First, China itself managed to do what the Roman Empire never did, re-start itself repeatedly in successor empires. The Roman Empire's attempt to re-conquer Italy failed, and the Holy Roman Empire provides an admirable example of the state-that-is-not-a-state. The contemporary PRC is just a contemporary continuation of that, adopted to modern times and the challenges they face. It is perfectly plausible that the region called China today might have developed in the vein of Europe into an area composed of a single cultural history and metaculture, with the Han Empire becoming to that China what Rome has become to Europe.
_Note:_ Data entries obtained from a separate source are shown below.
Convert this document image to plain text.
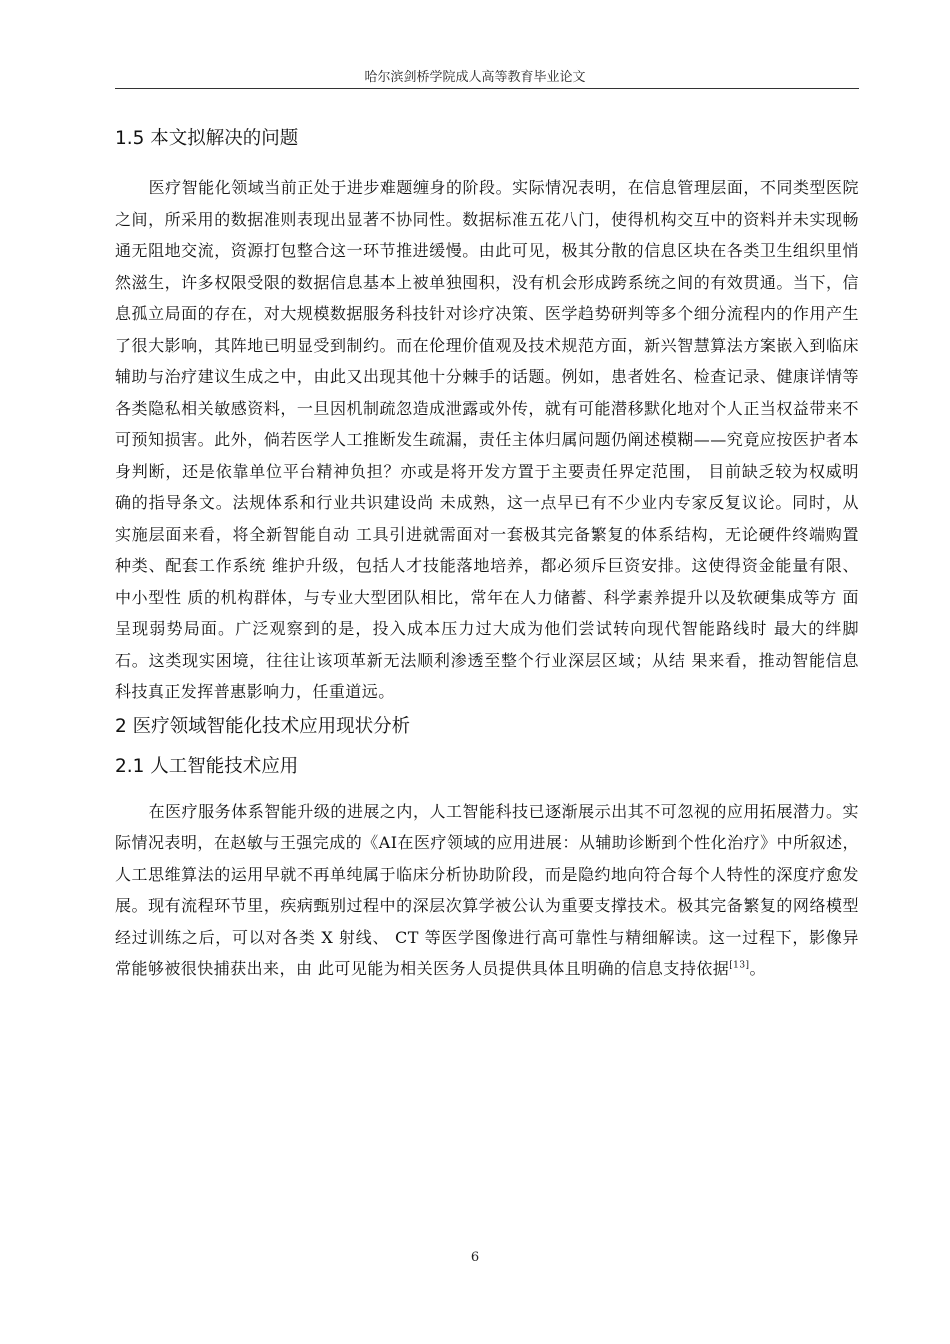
哈尔滨剑桥学院成人高等教育毕业论文
1.5 本文拟解决的问题

医疗智能化领域当前正处于进步难题缠身的阶段。实际情况表明，在信息管理层面，不同类型医院之间，所采用的数据准则表现出显著不协同性。数据标准五花八门，使得机构交互中的资料并未实现畅通无阻地交流，资源打包整合这一环节推进缓慢。由此可见，极其分散的信息区块在各类卫生组织里悄然滋生，许多权限受限的数据信息基本上被单独囤积，没有机会形成跨系统之间的有效贯通。当下，信息孤立局面的存在，对大规模数据服务科技针对诊疗决策、医学趋势研判等多个细分流程内的作用产生了很大影响，其阵地已明显受到制约。而在伦理价值观及技术规范方面，新兴智慧算法方案嵌入到临床辅助与治疗建议生成之中，由此又出现其他十分棘手的话题。例如，患者姓名、检查记录、健康详情等各类隐私相关敏感资料，一旦因机制疏忽造成泄露或外传，就有可能潜移默化地对个人正当权益带来不可预知损害。此外，倘若医学人工推断发生疏漏，责任主体归属问题仍阐述模糊——究竟应按医护者本身判断，还是依靠单位平台精神负担？亦或是将开发方置于主要责任界定范围， 目前缺乏较为权威明确的指导条文。法规体系和行业共识建设尚 未成熟，这一点早已有不少业内专家反复议论。同时，从实施层面来看，将全新智能自动 工具引进就需面对一套极其完备繁复的体系结构，无论硬件终端购置种类、配套工作系统 维护升级，包括人才技能落地培养，都必须斥巨资安排。这使得资金能量有限、中小型性 质的机构群体，与专业大型团队相比，常年在人力储蓄、科学素养提升以及软硬集成等方 面呈现弱势局面。广泛观察到的是，投入成本压力过大成为他们尝试转向现代智能路线时 最大的绊脚石。这类现实困境，往往让该项革新无法顺利渗透至整个行业深层区域；从结 果来看，推动智能信息科技真正发挥普惠影响力，任重道远。

2 医疗领域智能化技术应用现状分析
2.1 人工智能技术应用

在医疗服务体系智能升级的进展之内，人工智能科技已逐渐展示出其不可忽视的应用拓展潜力。实际情况表明，在赵敏与王强完成的《AI在医疗领域的应用进展：从辅助诊断到个性化治疗》中所叙述，人工思维算法的运用早就不再单纯属于临床分析协助阶段，而是隐约地向符合每个人特性的深度疗愈发展。现有流程环节里，疾病甄别过程中的深层次算学被公认为重要支撑技术。极其完备繁复的网络模型经过训练之后，可以对各类 X 射线、 CT 等医学图像进行高可靠性与精细解读。这一过程下，影像异常能够被很快捕获出来，由 此可见能为相关医务人员提供具体且明确的信息支持依据[13]。

6
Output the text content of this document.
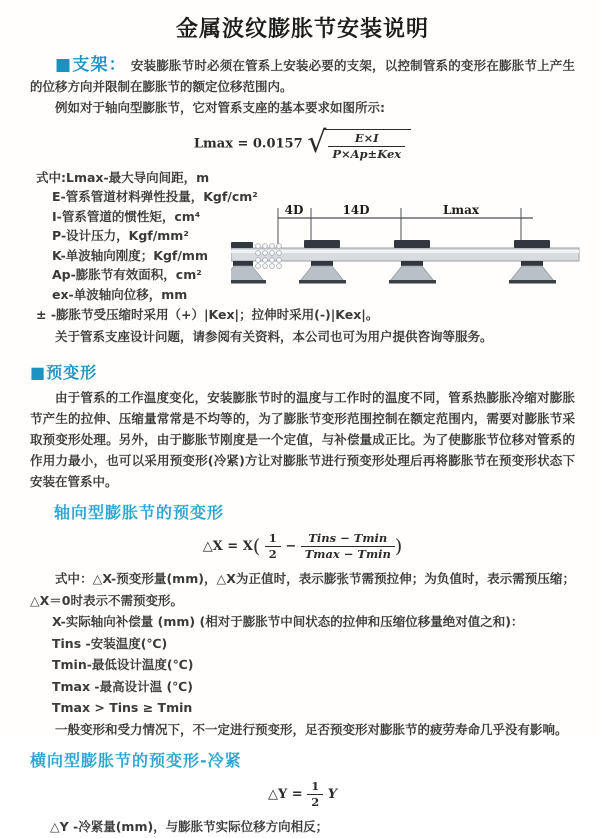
金属波纹膨胀节安装说明

■支架： 安装膨胀节时必须在管系上安装必要的支架，以控制管系的变形在膨胀节上产生的位移方向并限制在膨胀节的额定位移范围内。

例如对于轴向型膨胀节，它对管系支座的基本要求如图所示:

Lmax = 0.0157 √	E×I
P×Ap±Kex
式中:Lmax-最大导向间距，m
E-管系管道材料弹性投量，Kgf/cm²
I-管系管道的惯性矩，cm⁴
P-设计压力，Kgf/mm²
K-单波轴向刚度；Kgf/mm
Ap-膨胀节有效面积，cm²
ex-单波轴向位移，mm
4D	14D	Lmax
± -膨胀节受压缩时采用（+）|Kex|；拉伸时采用(-)|Kex|。
关于管系支座设计问题，请参阅有关资料，本公司也可为用户提供咨询等服务。
■预变形

由于管系的工作温度变化，安装膨胀节时的温度与工作时的温度不同，管系热膨胀冷缩对膨胀节产生的拉伸、压缩量常常是不均等的，为了膨胀节变形范围控制在额定范围内，需要对膨胀节采取预变形处理。另外，由于膨胀节刚度是一个定值，与补偿量成正比。为了使膨胀节位移对管系的作用力最小，也可以采用预变形(冷紧)方让对膨胀节进行预变形处理后再将膨胀节在预变形状态下安装在管系中。

轴向型膨胀节的预变形
△X = $X( \frac{1}{2}$ −
Tins − Tmin
Tmax − Tmin )

式中：△X-预变形量(mm)，△X为正值时，表示膨张节需预拉伸；为负值时，表示需预压缩；△X＝0时表示不需预变形。

X-实际轴向补偿量 (mm) (相对于膨胀节中间状态的拉伸和压缩位移量绝对值之和)：
Tins -安装温度(℃)
Tmin-最低设计温度(℃)
Tmax -最高设计温 (℃)
Tmax > Tins ≥ Tmin

一般变形和受力情况下，不一定进行预变形，足否预变形对膨胀节的疲劳寿命几乎没有影响。

横向型膨胀节的预变形-冷紧
△Y = $\frac{1}{2}$ Y

△Y -冷紧量(mm)，与膨胀节实际位移方向相反；
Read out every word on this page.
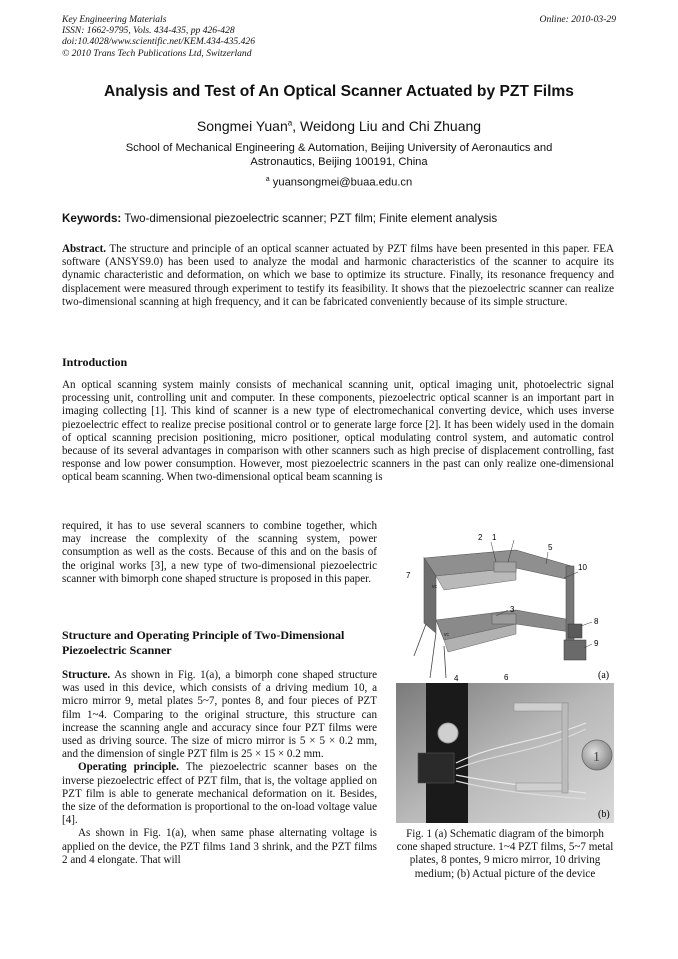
Key Engineering Materials
ISSN: 1662-9795, Vols. 434-435, pp 426-428
doi:10.4028/www.scientific.net/KEM.434-435.426
© 2010 Trans Tech Publications Ltd, Switzerland
Online: 2010-03-29
Analysis and Test of An Optical Scanner Actuated by PZT Films
Songmei Yuan$^a$, Weidong Liu and Chi Zhuang
School of Mechanical Engineering & Automation, Beijing University of Aeronautics and
Astronautics, Beijing 100191, China
$^a$ yuansongmei@buaa.edu.cn
Keywords: Two-dimensional piezoelectric scanner; PZT film; Finite element analysis
Abstract. The structure and principle of an optical scanner actuated by PZT films have been presented in this paper. FEA software (ANSYS9.0) has been used to analyze the modal and harmonic characteristics of the scanner to acquire its dynamic characteristic and deformation, on which we base to optimize its structure. Finally, its resonance frequency and displacement were measured through experiment to testify its feasibility. It shows that the piezoelectric scanner can realize two-dimensional scanning at high frequency, and it can be fabricated conveniently because of its simple structure.
Introduction
An optical scanning system mainly consists of mechanical scanning unit, optical imaging unit, photoelectric signal processing unit, controlling unit and computer. In these components, piezoelectric optical scanner is an important part in imaging collecting [1]. This kind of scanner is a new type of electromechanical converting device, which uses inverse piezoelectric effect to realize precise positional control or to generate large force [2]. It has been widely used in the domain of optical scanning precision positioning, micro positioner, optical modulating control system, and automatic control because of its several advantages in comparison with other scanners such as high precise of displacement controlling, fast response and low power consumption. However, most piezoelectric scanners in the past can only realize one-dimensional optical beam scanning. When two-dimensional optical beam scanning is
required, it has to use several scanners to combine together, which may increase the complexity of the scanning system, power consumption as well as the costs. Because of this and on the basis of the original works [3], a new type of two-dimensional piezoelectric scanner with bimorph cone shaped structure is proposed in this paper.
Structure and Operating Principle of Two-Dimensional Piezoelectric Scanner

Structure. As shown in Fig. 1(a), a bimorph cone shaped structure was used in this device, which consists of a driving medium 10, a micro mirror 9, metal plates 5~7, pontes 8, and four pieces of PZT film 1~4. Comparing to the original structure, this structure can increase the scanning angle and accuracy since four PZT films were used as driving source. The size of micro mirror is 5 × 5 × 0.2 mm, and the dimension of single PZT film is 25 × 15 × 0.2 mm.

Operating principle. The piezoelectric scanner bases on the inverse piezoelectric effect of PZT film, that is, the voltage applied on PZT film is able to generate mechanical deformation on it. Besides, the size of the deformation is proportional to the on-load voltage value [4].

As shown in Fig. 1(a), when same phase alternating voltage is applied on the device, the PZT films 1and 3 shrink, and the PZT films 2 and 4 elongate. That will

1
2
3
4
5
6
7
8
9
10
vc
vc
(a)
1
(b)
Fig. 1 (a) Schematic diagram of the bimorph cone shaped structure. 1~4 PZT films, 5~7 metal plates, 8 pontes, 9 micro mirror, 10 driving medium; (b) Actual picture of the device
Instead, thanks to a ruthless and vicious Totalitarian policy followed by Qin Shi Huang, the first totalitarian back in the 3rd Century BC (China invents everything), Chinese societies were able to achieve something beyond the dreams of any other cultural region: create a unified imperial state.
Second, Chinese rule did something that Rome and Indian societies did not, as well as Muslim societies: they invented the concept, albeit in a Chinese form, of "the tree of liberty is fed by the blood of tyrants." They called it the Mandate of Heaven. The Chinese Empire in a paradoxical way was much freer than its Communist successor has ever been, as the concept existed that the Emperor's power relied on providing for the populace. If this provision became inadequate, off with the emperor's head. This also gave the Imperial Chinese system a flexibility that few other systems have ever truly possessed. Both the Euro-Christian and Islamic metacultures depended on single rulers who in the vein of Japanese Emperors gradually became attenuated in power to irrelevancy: the Caliph (which was still for all its nature as a universal leadership quite democratic, the only thing the Caliph got to show his election was a handshake). But in Europe and the expanding Islamic world, the concepts of the sovereign answering to the people in any real sense took much longer to evolve. In China it was inbuilt.
Third, China maintained for a long time the most stable and prosperous society on the planet. It was the superior of Europe for a very long time and remained equal to it up into the 19th Century. Unified rule under the Imperial structure permitted the growth of a stable system and provided a basis so that invasions of China ended up Sinifying with much less ruinous effects than invasions of Europe or the heartland of Medieval Islam. It is from this that the Chinese never really felt the need to adopt European ways, as they were equally prosperous as the richer corners of Europe until quite late. And while India itself fell into European colonial rule, China never fell completely into the orbit of Europe or Japan despite long attempts to create this effect by both powers.
Fourth, the Chinese have provided stable government that was democratic by the pre-Industrial age definition that was stable and more than equal to Europe, yet have been accused of being backward. If we are to use the term in a serious sense, Europe deserves it more as the largest European society in the overland sense was an authoritarian despotism while Europeans were not able to civilize themselves enough to divest themselves of conquering other people instead of using the more civilized method of hitting their pocketbooks. Hence I reject fully that one of the most stable societies on Earth is also one of the more backwards societies, China was no more authoritarian than most pre-Industrial states and less so than many. And China's prosperity was equal to Europe's for quite some time, even with Europe able to enrich itself from the conquest of two entire continents, which implies still more problems for the thesis that Europe was inherently superior to other societies.
This is your Implausible Histories update.